AI Code Review Roulette is a small QA survival test for the moment after an agent writes the pull request and before everyone pretends the green checkmark means safety. Paste a diff, or describe the change in plain English, then describe the test setup honestly: Playwright, unit tests, CI gates, visual checks, contract tests, and how much of the code came from an AI coding agent.
The tool returns a QA Survival Score from 0 to 100, a letter grade, and the three failure modes most likely to escape to production. It also pulls one randomized horror scenario from a bank of real bug classes: selector rot, missing production env vars, prompt-injected cleanup, retry storms, access-control gaps, migration risk, stale state, and the other classics that make QA teams sound cynical because they are usually correct.
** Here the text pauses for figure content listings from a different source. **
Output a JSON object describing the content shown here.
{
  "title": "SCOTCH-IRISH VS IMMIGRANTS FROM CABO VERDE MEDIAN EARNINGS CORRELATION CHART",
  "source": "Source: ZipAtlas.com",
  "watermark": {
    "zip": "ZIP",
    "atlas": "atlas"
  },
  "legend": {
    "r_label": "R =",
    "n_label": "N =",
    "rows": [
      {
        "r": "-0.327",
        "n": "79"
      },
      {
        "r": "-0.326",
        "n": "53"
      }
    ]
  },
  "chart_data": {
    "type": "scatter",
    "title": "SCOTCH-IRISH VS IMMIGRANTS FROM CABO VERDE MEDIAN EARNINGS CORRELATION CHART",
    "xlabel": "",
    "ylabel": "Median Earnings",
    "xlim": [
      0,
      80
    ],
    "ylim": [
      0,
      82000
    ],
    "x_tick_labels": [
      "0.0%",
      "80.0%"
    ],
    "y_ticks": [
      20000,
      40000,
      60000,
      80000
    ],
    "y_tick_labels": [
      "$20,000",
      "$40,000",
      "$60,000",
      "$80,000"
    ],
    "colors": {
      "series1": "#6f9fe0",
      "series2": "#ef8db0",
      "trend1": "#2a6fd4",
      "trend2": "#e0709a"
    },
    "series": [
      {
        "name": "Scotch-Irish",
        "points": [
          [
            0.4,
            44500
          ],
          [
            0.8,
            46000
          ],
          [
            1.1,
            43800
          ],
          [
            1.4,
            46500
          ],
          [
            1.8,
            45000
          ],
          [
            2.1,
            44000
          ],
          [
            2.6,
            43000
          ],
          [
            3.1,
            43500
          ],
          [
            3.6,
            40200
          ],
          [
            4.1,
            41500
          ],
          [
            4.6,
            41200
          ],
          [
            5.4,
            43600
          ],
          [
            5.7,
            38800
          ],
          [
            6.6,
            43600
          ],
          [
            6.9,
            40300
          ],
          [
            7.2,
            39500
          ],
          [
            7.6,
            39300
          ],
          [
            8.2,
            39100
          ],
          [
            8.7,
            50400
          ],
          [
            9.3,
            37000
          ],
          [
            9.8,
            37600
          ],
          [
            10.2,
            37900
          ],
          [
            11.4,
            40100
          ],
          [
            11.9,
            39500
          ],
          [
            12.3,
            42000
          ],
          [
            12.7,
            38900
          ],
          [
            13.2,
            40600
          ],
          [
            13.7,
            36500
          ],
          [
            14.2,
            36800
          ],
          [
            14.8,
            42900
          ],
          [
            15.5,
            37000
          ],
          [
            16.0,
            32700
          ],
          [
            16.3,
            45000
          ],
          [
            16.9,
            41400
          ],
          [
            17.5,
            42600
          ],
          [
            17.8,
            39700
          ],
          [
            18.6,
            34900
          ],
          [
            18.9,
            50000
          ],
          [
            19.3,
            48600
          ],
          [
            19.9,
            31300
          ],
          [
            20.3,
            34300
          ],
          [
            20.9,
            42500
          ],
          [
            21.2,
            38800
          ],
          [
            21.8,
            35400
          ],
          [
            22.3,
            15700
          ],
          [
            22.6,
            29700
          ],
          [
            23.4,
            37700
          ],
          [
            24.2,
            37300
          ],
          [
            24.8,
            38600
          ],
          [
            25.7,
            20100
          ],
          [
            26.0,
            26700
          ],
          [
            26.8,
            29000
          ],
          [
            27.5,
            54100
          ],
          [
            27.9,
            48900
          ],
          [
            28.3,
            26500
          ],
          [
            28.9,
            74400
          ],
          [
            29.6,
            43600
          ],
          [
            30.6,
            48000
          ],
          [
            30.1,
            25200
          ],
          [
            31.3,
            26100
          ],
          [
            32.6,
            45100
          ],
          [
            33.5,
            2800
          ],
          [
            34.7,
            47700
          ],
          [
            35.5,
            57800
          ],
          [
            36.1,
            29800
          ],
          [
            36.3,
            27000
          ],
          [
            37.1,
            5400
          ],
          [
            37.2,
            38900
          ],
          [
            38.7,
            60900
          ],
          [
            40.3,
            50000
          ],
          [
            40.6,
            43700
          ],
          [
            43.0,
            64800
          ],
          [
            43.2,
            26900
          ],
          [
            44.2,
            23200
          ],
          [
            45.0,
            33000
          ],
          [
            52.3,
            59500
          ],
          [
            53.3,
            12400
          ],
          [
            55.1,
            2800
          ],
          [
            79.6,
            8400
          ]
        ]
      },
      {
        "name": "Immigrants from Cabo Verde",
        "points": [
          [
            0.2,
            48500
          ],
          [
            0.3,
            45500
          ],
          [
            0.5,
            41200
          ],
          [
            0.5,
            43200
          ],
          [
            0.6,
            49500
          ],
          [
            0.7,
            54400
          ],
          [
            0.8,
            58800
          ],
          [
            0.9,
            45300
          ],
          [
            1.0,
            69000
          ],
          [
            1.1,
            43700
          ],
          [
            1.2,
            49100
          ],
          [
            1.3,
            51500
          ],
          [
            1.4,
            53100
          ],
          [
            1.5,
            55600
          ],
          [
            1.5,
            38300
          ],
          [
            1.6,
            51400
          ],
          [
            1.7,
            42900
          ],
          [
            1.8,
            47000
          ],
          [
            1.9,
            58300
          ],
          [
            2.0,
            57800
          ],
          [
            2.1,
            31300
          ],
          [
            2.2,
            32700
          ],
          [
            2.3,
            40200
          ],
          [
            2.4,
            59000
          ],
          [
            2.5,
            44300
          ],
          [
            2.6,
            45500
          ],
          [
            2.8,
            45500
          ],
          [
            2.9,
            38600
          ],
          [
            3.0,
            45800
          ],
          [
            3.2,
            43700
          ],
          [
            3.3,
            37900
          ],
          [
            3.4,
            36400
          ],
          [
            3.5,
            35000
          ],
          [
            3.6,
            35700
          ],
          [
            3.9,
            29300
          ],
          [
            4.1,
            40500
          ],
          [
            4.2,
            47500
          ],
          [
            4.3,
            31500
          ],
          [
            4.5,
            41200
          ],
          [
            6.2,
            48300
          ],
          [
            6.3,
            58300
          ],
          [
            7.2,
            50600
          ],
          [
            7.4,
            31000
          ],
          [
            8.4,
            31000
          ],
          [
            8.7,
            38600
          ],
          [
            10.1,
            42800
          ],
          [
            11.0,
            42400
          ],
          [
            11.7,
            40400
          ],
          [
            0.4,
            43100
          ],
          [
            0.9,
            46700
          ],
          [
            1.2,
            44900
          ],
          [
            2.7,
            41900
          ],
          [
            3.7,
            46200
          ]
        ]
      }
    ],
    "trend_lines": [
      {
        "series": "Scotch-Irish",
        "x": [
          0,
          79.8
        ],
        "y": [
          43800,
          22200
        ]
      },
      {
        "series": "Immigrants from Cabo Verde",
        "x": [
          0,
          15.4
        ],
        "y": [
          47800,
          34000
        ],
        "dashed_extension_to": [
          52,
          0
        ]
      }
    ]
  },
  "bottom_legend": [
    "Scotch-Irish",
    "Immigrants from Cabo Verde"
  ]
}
The score is intentionally legible. You can see the points gained for end-to-end coverage, CI gates, unit tests, contract checks, and accessibility passes, plus the penalties for large diffs, high AI-written percentages, auth-sensitive changes, schema edits, and thin test descriptions. That makes the loop useful instead of random: improve the coverage story, spin again, and watch the survival rate move.
Use it as an AI code review checklist before merging a vibe-coded PR, a quick prompt for deciding which tests to add, or a shareable risk card when a teammate says the agent already tested it. The wheel is sardonic, but the output is practical: merge, add tests, or send the PR back to the agent with a better assignment.